FreezePipe: An Efficient Dynamic Pipeline Parallel Approach Based on Freezing Mechanism for Distributed DNN TrainingDownload PDFOpen Website

Published: 2023, Last Modified: 19 Mar 2024CSCWD 2023Readers: Everyone
Abstract: Deep Neural Network (DNN) training on a large scale is extremely time-consuming and computationally intensive, which is accelerated by distributed training. In recent years, pipeline parallelism has been developed, which enables partitioning the model across several devices, e.g. GPU, and training efficiency is improved by dividing data batches into micro-batches, with each of them processed by a different stage of the model.
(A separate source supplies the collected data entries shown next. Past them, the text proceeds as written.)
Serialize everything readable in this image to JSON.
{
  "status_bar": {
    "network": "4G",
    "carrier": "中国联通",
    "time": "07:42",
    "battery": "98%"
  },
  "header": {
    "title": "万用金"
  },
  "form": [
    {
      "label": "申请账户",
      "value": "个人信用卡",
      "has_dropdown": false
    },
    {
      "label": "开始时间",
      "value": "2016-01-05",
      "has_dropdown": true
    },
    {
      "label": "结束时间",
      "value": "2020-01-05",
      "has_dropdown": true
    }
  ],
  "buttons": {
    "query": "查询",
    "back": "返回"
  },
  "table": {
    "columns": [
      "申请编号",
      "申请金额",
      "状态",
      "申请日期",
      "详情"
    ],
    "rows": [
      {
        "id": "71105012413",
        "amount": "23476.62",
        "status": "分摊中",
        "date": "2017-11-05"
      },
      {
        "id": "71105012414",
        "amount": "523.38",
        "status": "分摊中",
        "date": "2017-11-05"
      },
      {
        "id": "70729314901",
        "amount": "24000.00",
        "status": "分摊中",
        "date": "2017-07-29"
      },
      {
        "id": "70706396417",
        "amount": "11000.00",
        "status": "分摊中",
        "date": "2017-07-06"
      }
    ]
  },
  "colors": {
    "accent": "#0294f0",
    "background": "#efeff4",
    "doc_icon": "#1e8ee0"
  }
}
Currently, parallel training assumes pipeline placement and partitioning are static, with parameters updating each iteration, without accounting for freezing. This results in computational resources not being fully utilized. In this paper, we propose FreezePipe, a novel method for optimizing deep learning training that combines the freezing mechanism with pipeline parallel training. In FreezePipe, a lightweight method for determining the freezing strategy based on gradient changes is employed. Considering that resources need to be released based on the frozen layer, a lightweight model partitioning algorithm was designed to determine the optimal strategy for pipeline partitioning. Experimental results show that FreezePipe can reduce the training time by 64.5% compared to Torchgpipe on CIFAR-10 dataset without compromising any model performance.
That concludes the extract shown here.